Wednesday, May 14, 2008

Staying ahead of the game

I just saw a question on the Fast Company web site asking “Why didn’t AOL leverage its community to become what Facebook is?”

Since the people who makeup AOL are just folks like you and me, the problem has more to do with corporate culture than with the individuals within the company.

At the end of the 1970s I got tired of the get hired, work a few months and get laid off cycle common for an electrician working for small contractors. I started my own burglar alarm business, later going into partnership with another alarm company.

Owning and managing a small business taught me to pay attention to industry trends and always look for new ideas, methods, and products. My business partner was much older than I and ready to retire, but I couldn’t afford to buy him out and have enough cash to run the business. We sold the business and I went to work as a manager for a defense contractor.

Working for that large company, I found them focused on daily operations to the exclusion of looking for new ideas and methods. In the book “Barbarians to Bureaucrats” Lawrence M. Miller, the author, talks about the stages that organizations go through and some of those stages are driven by size. The bigger an organization gets, the more it must rely on people following the established processes. The upside is that it gets the daily work done efficiently and on time. The down side is that it makes it harder to get new ideas considered.

All businesses are started by an idea for a product or service, an individual or small group of individuals bring that idea to market. At some point the culture changes from getting the new idea to market and accepted to producing the product or delivering the service.

Profit abhors waste! Free time for your workers is not free, they are being paid for their time, so the system is designed to eliminate paid-for-but-unfocused free time in their daily schedule. The problem is that an awful lot of new ideas come out of just sitting and thinking “what if ..” or “what is a better way to do ...”.

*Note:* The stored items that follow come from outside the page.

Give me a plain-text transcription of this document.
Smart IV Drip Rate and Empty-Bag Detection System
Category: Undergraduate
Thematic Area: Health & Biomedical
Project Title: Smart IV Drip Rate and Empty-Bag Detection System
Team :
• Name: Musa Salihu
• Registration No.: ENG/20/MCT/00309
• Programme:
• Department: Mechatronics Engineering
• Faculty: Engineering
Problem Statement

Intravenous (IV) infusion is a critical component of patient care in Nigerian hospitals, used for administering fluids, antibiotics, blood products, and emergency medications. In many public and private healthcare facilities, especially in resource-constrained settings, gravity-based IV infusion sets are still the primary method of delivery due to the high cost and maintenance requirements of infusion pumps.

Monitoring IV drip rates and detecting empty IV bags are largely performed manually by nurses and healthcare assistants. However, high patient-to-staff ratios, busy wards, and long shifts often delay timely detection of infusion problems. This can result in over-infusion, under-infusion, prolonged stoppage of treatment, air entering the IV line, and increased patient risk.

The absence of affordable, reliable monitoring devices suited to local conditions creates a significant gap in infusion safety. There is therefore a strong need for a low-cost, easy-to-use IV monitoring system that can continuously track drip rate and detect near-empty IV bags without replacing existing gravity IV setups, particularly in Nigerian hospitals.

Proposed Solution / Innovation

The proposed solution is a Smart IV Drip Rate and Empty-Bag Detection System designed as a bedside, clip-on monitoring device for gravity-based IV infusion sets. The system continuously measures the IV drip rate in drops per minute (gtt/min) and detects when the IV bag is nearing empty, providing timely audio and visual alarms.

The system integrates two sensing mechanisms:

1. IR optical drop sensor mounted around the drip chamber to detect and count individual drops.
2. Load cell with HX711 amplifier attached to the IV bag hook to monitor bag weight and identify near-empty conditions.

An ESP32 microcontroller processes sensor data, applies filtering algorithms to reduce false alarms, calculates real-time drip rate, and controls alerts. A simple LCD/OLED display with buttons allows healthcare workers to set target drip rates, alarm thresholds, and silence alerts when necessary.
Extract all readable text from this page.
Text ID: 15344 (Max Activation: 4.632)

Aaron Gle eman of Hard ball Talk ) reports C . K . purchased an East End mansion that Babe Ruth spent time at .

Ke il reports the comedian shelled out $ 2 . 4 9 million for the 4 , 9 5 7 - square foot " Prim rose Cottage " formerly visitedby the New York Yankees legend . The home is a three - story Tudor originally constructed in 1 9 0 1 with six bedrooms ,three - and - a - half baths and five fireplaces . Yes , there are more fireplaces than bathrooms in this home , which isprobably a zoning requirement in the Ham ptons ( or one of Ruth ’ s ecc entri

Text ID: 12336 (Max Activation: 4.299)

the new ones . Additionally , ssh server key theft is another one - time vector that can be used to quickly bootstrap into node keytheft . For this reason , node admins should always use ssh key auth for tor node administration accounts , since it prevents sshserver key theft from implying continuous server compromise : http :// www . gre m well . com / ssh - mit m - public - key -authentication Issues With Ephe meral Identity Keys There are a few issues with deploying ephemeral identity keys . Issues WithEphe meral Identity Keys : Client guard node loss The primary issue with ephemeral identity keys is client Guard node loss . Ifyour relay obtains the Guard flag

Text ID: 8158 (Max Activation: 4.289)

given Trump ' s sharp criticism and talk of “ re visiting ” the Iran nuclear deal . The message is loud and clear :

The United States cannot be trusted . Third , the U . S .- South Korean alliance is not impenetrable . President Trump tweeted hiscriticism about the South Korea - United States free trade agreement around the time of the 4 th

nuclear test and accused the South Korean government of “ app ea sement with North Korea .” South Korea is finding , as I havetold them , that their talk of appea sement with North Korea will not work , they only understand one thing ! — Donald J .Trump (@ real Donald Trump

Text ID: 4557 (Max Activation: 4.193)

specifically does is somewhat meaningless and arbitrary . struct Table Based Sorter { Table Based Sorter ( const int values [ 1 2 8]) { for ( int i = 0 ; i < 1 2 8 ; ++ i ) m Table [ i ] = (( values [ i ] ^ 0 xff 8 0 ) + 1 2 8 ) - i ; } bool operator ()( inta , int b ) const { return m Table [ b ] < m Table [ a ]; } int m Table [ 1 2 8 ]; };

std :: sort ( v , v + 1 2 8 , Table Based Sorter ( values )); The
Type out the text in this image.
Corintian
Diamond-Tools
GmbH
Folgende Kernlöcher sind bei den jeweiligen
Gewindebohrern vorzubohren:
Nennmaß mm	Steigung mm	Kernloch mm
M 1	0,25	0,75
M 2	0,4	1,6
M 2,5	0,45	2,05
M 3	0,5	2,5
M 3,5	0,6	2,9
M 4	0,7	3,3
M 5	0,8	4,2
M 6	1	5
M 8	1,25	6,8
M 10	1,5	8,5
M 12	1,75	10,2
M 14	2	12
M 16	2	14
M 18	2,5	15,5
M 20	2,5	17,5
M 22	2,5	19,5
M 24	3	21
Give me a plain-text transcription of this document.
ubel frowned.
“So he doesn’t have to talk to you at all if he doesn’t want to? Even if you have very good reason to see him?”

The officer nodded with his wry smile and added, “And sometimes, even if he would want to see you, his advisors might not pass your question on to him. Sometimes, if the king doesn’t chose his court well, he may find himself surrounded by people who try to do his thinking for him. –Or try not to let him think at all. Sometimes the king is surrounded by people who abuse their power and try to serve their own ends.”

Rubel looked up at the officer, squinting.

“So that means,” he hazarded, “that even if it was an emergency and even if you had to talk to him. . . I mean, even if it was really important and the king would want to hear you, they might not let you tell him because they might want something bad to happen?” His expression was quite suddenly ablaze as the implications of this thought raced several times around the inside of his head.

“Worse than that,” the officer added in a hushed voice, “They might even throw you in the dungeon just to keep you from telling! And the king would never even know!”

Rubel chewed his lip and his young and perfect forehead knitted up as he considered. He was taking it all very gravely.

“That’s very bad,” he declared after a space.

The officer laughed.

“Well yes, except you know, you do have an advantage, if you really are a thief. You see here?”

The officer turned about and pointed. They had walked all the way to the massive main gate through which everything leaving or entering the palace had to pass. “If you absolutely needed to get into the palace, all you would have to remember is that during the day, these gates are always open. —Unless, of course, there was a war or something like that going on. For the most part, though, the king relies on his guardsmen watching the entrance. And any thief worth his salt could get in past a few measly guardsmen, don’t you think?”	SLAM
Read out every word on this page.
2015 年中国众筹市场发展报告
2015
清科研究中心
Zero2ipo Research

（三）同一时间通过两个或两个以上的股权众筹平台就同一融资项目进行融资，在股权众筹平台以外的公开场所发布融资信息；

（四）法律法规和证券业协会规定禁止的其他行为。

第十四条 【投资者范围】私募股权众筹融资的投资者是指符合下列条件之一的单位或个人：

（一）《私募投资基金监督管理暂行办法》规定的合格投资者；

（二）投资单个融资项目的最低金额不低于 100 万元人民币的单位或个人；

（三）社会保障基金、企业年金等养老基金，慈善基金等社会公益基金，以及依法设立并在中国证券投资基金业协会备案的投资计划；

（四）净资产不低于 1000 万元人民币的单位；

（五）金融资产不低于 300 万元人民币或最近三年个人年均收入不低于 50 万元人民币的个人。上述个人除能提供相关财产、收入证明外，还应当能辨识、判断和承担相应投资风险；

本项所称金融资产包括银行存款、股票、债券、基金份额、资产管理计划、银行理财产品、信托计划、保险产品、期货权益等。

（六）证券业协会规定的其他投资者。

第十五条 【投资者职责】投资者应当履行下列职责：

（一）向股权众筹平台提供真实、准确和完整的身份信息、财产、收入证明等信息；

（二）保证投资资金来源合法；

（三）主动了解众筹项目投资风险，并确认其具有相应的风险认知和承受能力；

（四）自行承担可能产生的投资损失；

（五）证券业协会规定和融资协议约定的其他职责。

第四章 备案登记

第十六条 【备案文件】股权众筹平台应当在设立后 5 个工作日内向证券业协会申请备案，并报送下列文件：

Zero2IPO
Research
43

There are two key steps to ensuring that your company doesn’t fall in this trap. First, ensure that everyone has some time to look at your industry and seen what the trends are. I mean everyone, not just your senior executives and it must be part of their working day. If you’re not willing to spend your money (in the form of time) to keep up with your industry, why would you expect your employees to spend their money (in the form of their free time) to keep up with your industry?

Second, you must have a process for even the cleaning staff to suggest new ideas. Remember that people will tell you about things they think are useful and cool and that’s what your customers want. Things that are useful and cool. In most cases the person reporting the idea will not know how to present that new and cool idea or how to monazite it. They just know it’s cool and they like it.

Management’s job is to collect these new ideas, then research them, separate out the ideas that represent real opportunities for your business, and lastly to figure out how to make money from that idea.

If that sounds like a lot of effort, that’s why it’s called work. It’s also the cost you must pay to not be caught making wagon wheels while some modern day Henry Ford is producing the Model T.